November 30, 1992 | Vintage Insatiable
Perfection is Still the Word at Chanterelle (Closed)

        Chanterelle wants to feel more friendly, too. It can get lonely on your high horse. “Well, we are expensive,” chef-patron David Waltuck observes. Tonight’s prix fixe is $68, and the gala tasting with flutters of white truffle is $95. But we are here to sample the $40 Market Dinner, a nightly improvisation culled from what purveyors are pushing at a discount. It could be Muscovy duck on sale or a sudden abundance of lobster or raspberries. But tonight’s dinner will have to be sublime to win us over and cool the choler from waiting 45 minutes for our nine o’clock table, with only a very belated flute of champagne to blur the trauma.

        In one lobe of my brain I understand Chanterelle fans come to celebrate, and there’s no polite way to evict them. In the other lobe, hunger and fatigue fuel indignation. If looks could kill, the homicide squad would be clearing a space for us. So score it a triumph for the house and for tonight’s seductive poetry of flavors. The exquisite ravioli of wild mushrooms afloat in a puddle of cream under a haze of white truffle erases the pain.

        It’s not that tonight’s Market menu is totally dazzling. Yes, the monkfish on caramelized onion and cabbage is delicious, but for me, even an impeccably turned-out duck terrine is somehow boring, not what I want to eat today. But everything from the $68 menu is wonderful. The ennui – frozen-in-amber quality I felt a year ago – is gone. Flavors hit the high notes.

        And even the room, a bit stiff after the move from Chanterelle’s beloved store front on Grand Street, feels livelier. Explosions of flowers against autumn leaves seem more lush and extravagant. There was always pride in the details – the perfect bread, the small offering (tonight, curried onion fritters), great cheeses kept as they should be kept, jewel-like éclairs and truffles, the sculptor’s bronze the check arrives on. How nice to discover perfection is still the faith.

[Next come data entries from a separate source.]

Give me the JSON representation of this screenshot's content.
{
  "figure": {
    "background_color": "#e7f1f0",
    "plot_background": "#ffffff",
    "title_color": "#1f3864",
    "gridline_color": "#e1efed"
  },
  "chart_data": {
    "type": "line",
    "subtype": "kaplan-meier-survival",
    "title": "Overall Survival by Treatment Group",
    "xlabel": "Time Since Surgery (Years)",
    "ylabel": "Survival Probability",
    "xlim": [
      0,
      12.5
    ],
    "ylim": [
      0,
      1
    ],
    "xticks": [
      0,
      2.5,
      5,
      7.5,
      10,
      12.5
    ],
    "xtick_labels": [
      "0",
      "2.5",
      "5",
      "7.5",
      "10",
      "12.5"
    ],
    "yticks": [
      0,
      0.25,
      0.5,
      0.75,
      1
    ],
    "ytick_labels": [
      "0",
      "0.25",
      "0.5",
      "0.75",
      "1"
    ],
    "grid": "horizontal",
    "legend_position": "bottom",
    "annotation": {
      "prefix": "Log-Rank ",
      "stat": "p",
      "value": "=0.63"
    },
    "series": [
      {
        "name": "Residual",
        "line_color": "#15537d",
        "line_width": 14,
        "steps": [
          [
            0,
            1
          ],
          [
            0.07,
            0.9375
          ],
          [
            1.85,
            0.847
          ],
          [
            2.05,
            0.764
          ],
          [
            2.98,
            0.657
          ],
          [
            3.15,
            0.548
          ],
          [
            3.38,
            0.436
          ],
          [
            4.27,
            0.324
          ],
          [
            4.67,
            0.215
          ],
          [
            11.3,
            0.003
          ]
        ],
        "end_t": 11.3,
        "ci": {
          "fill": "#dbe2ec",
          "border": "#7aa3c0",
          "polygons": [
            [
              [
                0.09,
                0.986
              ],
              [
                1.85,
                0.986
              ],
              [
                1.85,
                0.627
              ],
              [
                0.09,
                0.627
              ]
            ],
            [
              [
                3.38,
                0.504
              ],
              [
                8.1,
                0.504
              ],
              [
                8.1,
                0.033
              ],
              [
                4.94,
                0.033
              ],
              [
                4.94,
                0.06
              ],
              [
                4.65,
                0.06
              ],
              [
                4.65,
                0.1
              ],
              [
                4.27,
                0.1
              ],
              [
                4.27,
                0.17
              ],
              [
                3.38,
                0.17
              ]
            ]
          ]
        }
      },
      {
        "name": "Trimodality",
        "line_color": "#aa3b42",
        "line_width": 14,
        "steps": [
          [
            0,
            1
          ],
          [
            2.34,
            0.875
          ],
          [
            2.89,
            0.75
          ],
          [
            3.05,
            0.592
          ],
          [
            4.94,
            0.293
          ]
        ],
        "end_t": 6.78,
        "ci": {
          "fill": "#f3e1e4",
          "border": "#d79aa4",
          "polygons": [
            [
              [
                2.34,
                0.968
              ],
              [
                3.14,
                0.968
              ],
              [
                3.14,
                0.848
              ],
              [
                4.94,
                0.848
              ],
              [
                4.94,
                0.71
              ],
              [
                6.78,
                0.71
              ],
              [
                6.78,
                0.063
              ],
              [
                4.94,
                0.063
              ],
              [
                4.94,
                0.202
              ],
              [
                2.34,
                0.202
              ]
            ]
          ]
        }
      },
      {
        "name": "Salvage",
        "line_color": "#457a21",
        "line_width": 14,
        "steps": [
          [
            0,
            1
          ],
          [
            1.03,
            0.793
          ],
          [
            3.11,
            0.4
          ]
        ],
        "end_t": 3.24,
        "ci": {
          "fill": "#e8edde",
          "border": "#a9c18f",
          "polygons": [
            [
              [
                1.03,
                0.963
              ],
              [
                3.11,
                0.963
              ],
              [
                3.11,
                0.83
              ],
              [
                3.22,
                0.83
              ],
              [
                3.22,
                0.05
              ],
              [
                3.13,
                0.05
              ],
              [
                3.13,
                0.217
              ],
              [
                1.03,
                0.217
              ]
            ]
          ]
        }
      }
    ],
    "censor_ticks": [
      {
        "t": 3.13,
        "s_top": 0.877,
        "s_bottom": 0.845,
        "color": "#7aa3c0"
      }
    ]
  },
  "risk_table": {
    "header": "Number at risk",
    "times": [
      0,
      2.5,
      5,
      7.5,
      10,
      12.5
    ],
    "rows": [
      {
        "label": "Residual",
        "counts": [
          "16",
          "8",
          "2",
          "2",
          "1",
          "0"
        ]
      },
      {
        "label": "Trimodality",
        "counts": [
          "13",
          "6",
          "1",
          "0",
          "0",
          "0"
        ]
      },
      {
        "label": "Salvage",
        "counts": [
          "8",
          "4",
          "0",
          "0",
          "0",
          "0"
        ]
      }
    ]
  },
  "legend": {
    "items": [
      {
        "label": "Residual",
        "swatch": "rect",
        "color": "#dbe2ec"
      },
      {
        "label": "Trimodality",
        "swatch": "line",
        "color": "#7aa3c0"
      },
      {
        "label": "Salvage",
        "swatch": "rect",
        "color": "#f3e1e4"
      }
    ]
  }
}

        Caviar-and-cauliflower flan accompanies fat Pemaquid oysters. Fast-grilled foie gras with currants and caramelized onion sits on a bed of boutique greens. A tangle of seaweed and gingered vegetables elevates this raw tuna. Even a weary classic like seafood sausage – a signature here – has new zest. Rack of lamb and roast venison seem somewhat tame next to a powerful salmi of mallard braised in red wine with wild mushrooms and a spectacular broth of cod and succulent manila clams enriched with mysterious gelatinous bits that could be the most voluptuous cépe but are actually pig’s feet.

        For some, only the chocolate medley (fallen soufflé cake, chocolate sorbet, hot chocolate soufflé) will do. Deeply intense sorbets, marmalade of tropical fruit with citrus ice cream, and a millefeuille of fresh pineapple napped with dark rum sabayon are what lull you into blissful languor.

        For some reason, lunch has never caught on here. The room is even more glorious and starched by daylight. That makes it a perfect hideaway for clandestine trysts, spiritual, sensual, or monetary.

        Chanterelle, 2 Harrison Street, off Hudson, closed in October, 2009.